So, in essence, ETHx provides a flexible, scalable, and profitable solution for Ethereum staking, allowing users to earn rewards and participate in the DeFi ecosystem without locking up their assets.
ETHx allows you to earn staking rewards on your ETH holdings. Here's an example to illustrate the process: Let's say a user stakes 100 ETH and receives 100 ETHx, initially at a 1:1 exchange rate. The staking APR is 5%. Over the course of a year, the value of the user's ETHx holdings increases as the exchange rate grows due to the 5% APR staking rewards. By the end of the year, the user's 100 ETH has grown to 105 ETH. This demonstrates how ETHx enables stakers to continuously earn rewards, effectively growing their Ethereum holdings over time.
Validators earn rewards by participating in the Ethereum 2.0 Proof of Stake consensus. They propose and attest to blocks, helping secure the network, and earn ETH as rewards for their effort. These rewards are accumulated and increase the value of ETHx tokens.
The rewards with ETHx are not fixed and largely depend on the rewards released on both the beacon and consensus layers, as set by the Ethereum Foundation. Currently, the APR is approximately 3.5%. However, this rate is subject to change. For real-time APY, we encourage users to check our dApp. We continually strive to optimize these returns for the benefit of our users. To estimate your potential earnings, please use our .
Your staking rewards are inherently factored into the increasing value of your ETHx tokens.
Let's consider an example where you initially staked 10 ETH and received 10 ETHx in return. Over time, as rewards accumulate, the ETHx/ETH exchange rate may increase, for instance, to 1.02. This means each of your ETHx tokens is now valued at 1.02 ETH, resulting in a total holding value of 10 ETHx * 1.02 = 10.2 ETH.
In the above scenario, the increase of 0.2 ETH represents your staking rewards. You can continually track these rewards by monitoring the changing ETHx/ETH exchange rate and the quantity of your ETHx holdings.
A total of 10% is deducted from the rewards generated through staking. Of this, 5% is allocated as a protocol fee, contributing to the ongoing development and enhancement of the platform's infrastructure. The remaining 5% is provided to the node operators as the node operator commission. This fee structure allows for the continual delivery of innovative staking and DeFi solutions.
ETHx tokens not only provide staking rewards but also give access to the DeFi ecosystem. This gives your staked Ethereum additional utility while you continue to earn staking rewards. You can utilize ETHx for:
Yield farming
Lending
Borrowing
Contributing to liquidity pools
Using ETHx involves certain inherent risks, as with any form of digital asset investment. Here are some of the main risks that users should be aware of:
Smart Contract Security Risk: Like all DeFi protocols, Stader's ETHx protocol is governed by smart contracts, which could potentially contain vulnerabilities or bugs.
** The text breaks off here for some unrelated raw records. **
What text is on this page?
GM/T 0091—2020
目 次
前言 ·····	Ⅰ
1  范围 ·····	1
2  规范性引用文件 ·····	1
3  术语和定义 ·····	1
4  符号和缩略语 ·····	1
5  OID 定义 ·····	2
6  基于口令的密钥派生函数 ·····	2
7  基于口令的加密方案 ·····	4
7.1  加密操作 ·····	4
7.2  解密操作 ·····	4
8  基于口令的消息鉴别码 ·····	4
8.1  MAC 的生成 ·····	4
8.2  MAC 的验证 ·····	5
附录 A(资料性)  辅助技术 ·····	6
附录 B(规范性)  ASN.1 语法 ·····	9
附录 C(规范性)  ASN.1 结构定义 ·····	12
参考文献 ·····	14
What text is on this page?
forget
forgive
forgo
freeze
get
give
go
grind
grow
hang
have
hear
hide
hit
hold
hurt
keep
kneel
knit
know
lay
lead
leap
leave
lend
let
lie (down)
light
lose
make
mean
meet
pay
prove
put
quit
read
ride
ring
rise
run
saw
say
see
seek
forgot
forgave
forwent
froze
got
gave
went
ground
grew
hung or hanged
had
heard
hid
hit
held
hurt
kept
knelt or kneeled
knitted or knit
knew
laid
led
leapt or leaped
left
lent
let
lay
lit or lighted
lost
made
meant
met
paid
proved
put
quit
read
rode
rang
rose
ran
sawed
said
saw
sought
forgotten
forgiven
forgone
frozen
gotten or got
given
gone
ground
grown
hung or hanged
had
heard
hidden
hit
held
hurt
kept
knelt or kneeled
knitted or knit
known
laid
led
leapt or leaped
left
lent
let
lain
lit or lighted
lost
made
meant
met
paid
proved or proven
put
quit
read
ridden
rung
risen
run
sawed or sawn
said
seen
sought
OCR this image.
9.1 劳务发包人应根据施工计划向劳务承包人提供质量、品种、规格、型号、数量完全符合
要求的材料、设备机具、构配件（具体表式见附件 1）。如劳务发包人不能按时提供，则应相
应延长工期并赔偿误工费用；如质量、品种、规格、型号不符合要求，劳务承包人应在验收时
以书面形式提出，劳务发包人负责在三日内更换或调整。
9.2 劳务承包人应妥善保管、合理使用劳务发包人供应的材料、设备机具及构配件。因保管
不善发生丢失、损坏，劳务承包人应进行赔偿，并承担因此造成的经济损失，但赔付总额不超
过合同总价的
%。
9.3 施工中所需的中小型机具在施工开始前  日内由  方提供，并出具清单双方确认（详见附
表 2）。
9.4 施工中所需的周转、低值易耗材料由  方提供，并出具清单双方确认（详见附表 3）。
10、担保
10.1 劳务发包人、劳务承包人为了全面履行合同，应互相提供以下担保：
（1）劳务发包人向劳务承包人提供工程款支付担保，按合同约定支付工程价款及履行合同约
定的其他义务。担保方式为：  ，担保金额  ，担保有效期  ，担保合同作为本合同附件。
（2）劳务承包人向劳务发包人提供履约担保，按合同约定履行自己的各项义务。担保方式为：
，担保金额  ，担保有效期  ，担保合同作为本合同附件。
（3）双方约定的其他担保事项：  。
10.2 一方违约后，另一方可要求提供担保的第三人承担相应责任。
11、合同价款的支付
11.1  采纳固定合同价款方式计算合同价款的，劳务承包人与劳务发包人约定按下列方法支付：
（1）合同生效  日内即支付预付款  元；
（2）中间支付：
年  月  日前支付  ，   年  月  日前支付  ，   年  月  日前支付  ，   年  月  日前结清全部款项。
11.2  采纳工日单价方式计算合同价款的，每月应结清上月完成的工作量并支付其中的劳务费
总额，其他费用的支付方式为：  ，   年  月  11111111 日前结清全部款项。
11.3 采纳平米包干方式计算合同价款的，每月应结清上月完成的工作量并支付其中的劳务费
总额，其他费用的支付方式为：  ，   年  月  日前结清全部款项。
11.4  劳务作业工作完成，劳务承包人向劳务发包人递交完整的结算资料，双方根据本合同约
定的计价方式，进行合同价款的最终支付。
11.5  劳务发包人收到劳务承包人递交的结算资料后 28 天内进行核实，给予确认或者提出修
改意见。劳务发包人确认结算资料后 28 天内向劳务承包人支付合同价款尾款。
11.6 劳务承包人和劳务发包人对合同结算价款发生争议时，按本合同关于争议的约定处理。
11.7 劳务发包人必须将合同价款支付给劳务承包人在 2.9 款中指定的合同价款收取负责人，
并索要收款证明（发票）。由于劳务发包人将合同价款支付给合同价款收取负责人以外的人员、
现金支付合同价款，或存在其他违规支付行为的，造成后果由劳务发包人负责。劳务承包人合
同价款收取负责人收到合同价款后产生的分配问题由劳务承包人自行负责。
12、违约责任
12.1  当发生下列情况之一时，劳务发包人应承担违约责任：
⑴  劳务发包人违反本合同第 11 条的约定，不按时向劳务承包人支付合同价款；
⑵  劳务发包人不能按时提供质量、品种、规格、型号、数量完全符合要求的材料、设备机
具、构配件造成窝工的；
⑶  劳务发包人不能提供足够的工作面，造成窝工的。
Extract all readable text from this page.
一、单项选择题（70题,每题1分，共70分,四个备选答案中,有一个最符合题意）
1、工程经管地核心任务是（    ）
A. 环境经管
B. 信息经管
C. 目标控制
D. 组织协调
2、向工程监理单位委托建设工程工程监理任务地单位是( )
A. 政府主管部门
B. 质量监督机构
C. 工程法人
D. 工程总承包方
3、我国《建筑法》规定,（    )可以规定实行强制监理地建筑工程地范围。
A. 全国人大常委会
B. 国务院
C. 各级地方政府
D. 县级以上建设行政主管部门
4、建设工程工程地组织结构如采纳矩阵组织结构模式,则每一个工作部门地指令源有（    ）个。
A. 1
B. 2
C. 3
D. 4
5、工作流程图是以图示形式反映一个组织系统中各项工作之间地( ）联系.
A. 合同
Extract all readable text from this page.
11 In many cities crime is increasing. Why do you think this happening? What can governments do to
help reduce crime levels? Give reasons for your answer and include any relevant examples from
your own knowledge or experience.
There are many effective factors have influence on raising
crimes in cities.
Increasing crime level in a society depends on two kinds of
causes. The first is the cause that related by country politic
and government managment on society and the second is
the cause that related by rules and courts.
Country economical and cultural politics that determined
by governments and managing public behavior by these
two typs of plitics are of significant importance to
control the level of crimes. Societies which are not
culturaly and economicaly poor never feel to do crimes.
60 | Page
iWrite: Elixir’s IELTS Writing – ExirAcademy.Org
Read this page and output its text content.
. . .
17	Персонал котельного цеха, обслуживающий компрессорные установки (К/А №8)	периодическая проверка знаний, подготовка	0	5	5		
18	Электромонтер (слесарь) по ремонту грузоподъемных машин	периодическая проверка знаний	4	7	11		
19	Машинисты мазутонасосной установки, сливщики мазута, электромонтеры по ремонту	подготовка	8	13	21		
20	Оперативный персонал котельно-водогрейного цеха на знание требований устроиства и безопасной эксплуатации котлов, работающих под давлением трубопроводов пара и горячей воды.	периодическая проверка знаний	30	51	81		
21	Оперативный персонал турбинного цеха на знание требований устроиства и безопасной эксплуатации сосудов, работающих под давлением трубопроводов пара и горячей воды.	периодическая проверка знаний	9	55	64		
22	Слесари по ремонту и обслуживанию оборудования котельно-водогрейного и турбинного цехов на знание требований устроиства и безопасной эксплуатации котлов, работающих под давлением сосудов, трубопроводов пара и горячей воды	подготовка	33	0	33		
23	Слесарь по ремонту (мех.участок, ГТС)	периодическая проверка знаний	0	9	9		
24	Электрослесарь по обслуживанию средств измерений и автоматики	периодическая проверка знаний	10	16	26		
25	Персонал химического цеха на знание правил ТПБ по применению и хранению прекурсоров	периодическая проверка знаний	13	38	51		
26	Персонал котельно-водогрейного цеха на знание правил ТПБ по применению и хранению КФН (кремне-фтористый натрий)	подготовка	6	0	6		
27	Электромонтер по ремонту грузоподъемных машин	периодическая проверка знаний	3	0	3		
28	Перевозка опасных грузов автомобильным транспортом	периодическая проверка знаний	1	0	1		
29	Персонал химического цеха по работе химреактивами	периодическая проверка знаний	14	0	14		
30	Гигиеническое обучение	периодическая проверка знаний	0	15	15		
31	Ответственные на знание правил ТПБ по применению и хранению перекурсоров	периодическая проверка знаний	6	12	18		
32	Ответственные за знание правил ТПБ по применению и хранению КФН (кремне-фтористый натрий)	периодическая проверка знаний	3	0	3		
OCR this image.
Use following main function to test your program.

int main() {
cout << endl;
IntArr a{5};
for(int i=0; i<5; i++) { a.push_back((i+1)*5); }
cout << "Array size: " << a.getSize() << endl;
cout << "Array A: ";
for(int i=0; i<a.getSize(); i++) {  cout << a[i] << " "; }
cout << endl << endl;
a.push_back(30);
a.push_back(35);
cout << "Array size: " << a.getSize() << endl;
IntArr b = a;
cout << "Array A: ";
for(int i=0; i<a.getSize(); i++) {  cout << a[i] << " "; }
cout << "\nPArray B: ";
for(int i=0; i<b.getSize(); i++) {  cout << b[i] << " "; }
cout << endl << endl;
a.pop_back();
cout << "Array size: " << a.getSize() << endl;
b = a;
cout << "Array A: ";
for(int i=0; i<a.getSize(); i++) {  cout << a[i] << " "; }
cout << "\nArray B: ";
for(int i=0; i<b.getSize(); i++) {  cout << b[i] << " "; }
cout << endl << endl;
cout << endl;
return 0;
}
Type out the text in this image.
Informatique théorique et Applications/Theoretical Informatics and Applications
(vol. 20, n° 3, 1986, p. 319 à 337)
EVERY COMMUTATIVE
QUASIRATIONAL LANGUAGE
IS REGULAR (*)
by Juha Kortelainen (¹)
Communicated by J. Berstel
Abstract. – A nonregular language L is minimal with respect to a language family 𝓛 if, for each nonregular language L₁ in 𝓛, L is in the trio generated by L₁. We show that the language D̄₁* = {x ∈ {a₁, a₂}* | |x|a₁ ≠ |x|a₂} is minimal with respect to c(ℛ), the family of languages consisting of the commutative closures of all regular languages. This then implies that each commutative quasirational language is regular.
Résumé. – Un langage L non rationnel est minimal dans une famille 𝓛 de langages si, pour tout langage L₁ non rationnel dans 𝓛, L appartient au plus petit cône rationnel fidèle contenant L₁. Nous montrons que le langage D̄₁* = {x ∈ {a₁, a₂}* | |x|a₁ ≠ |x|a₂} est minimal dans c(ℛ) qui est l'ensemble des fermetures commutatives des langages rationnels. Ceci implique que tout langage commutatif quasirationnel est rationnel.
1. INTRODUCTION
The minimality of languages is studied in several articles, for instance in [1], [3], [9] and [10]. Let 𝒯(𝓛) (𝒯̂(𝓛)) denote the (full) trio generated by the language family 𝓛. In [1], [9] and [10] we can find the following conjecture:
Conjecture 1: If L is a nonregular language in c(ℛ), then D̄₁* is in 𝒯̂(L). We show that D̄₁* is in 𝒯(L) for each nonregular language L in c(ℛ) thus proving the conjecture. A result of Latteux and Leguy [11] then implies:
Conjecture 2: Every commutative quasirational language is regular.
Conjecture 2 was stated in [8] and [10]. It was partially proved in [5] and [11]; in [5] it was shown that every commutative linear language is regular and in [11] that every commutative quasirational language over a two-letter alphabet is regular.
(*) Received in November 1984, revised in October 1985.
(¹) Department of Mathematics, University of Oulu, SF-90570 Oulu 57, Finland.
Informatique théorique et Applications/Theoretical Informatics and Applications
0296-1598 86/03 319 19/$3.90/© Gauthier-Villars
To minimize this risk, Stader ensures that its smart contracts are open-sourced, rigorously audited, and covered by an extensive bug bounty program.
Beacon Chain - Technical Risk: The Ethereum 2.0 Beacon Chain is still a technology under active development. While a large number of developers and researchers are working to ensure its stability and security, there's no guarantee that it's entirely free of errors. Vulnerabilities inherent to the Beacon Chain could potentially affect the staking process and the value of ETHx.
Slashing Risk: Validators in the Ethereum 2.0 network can face penalties, including the potential loss of all staked funds, if they fail to fulfil their duties. Stader mitigates this risk by staking across multiple reputable node operators with diverse setups.
While Stader goes to great lengths to ensure the security of your staked assets, it's essential for users to be aware of these risks and make informed decisions when staking their assets
The exchange rate symbolizes the total value of the Stader stake pool for each circulating ETHx token. Exchange rate = Total ETH in Stake Pool / ETHx in Circulation
Initially, the ETHx exchange rate is set to 1:1. As rewards accumulate in the pool, the ETHx:ETH exchange rate increases. Exchange rate (after rewards) = Exchange rate (before rewards) + (Rewards Added / ETHx in Circulation)
Therefore, the exchange rate evolves as more rewards are added, directly impacting the value of each ETHx token in terms of ETH.
Let's consider a scenario to illustrate this concept: Suppose, at the time of staking, there are 1000 ETH in the Stake Pool and 1000 ETHx in circulation, setting the initial exchange rate at 1 (1000 ETH / 1000 ETHx = 1).
Now, after some time, network rewards result in an additional 100 ETH being added to the Stake Pool. The Stake Pool now holds 1100 ETH, while the circulating ETHx remains at 1000.
We calculate the new exchange rate as follows: Exchange rate (after rewards) = Exchange rate (before rewards) + (Rewards Added / ETHx in Circulation) = 1 + (100 ETH / 1000 ETHx) = 1 + 0.1 = 1.1
Thus, the new ETHx:ETH exchange rate becomes 1.1, indicating that each ETHx token now represents 1.1 ETH. Therefore, even if you initially staked 1 ETH (and received 1 ETHx in return), when you decide to unstake, your 1 ETHx would be exchanged for 1.1 ETH, accounting for the rewards added to the Stake Pool.
The minimum stake value is 0.0001 ETH. There is no upper limit on the amount of ETH which you can stake.
Gas fee is the transaction costs incurred on the Ethereum network. It compensate for the validators tasks to process and validate transactions. The exact gas fee varies based on network congestion and complexity of the transaction.
To add ETHx tokens in your wallet, you need to follow a simple process on the Stader dApp. Simply click on the "Add ETHx" option. Upon clicking, a confirmation request will be generated in your wallet. Once you confirm this action, the ETHx tokens will be successfully added to your wallet.
The amount of ETHx you receive is dependent on the amount of ETH you stake and the current ETH to ETHx exchange rate.
Unstaking refers to the process of withdrawing your staked assets. When you're dealing with ETHx, unstaking involves converting your ETHx tokens back to ETH.
Initiating 'unstake approval' is your first step towards unstaking your ETHx tokens. This procedure involves providing confirmation through your wallet, thereby giving Stader Protocol the necessary permissions to handle the ETHx tokens you're looking to exchange for the equivalent staked ETH. It's crucial to understand that, in this step, no updates are made to your ETHx holdings. The Stader protocol simply gains the necessary permissions to interact with your tokens for the unstaking process. Rest assured, there's no inherent risk associated with this step.
The value you receive when unstaking is determined by the exchange rate either at the unstake time or the finalization time, whichever is the minimum. For instance, if the exchange rate stands at 1.05, you'll receive 1.05 ETH for every ETHx you unstake.
The 'unstaking period' refers to the duration required to convert your ETHx back into ETH. Unstake requests are typically processed within 7–10 days, subject to entry and exit queues on the Ethereum network.
After initiating an unstake request, your next step is to wait for the unstaking period to conclude. Once completed, you'll be able to claim your unstaked ETH in the Withdraw tab by clicking on the "Withdraw" button.
No, during the unstaking process, your ETHx tokens no longer earn staking rewards. The reward accumulation ceases when the unstaking procedure is initiated.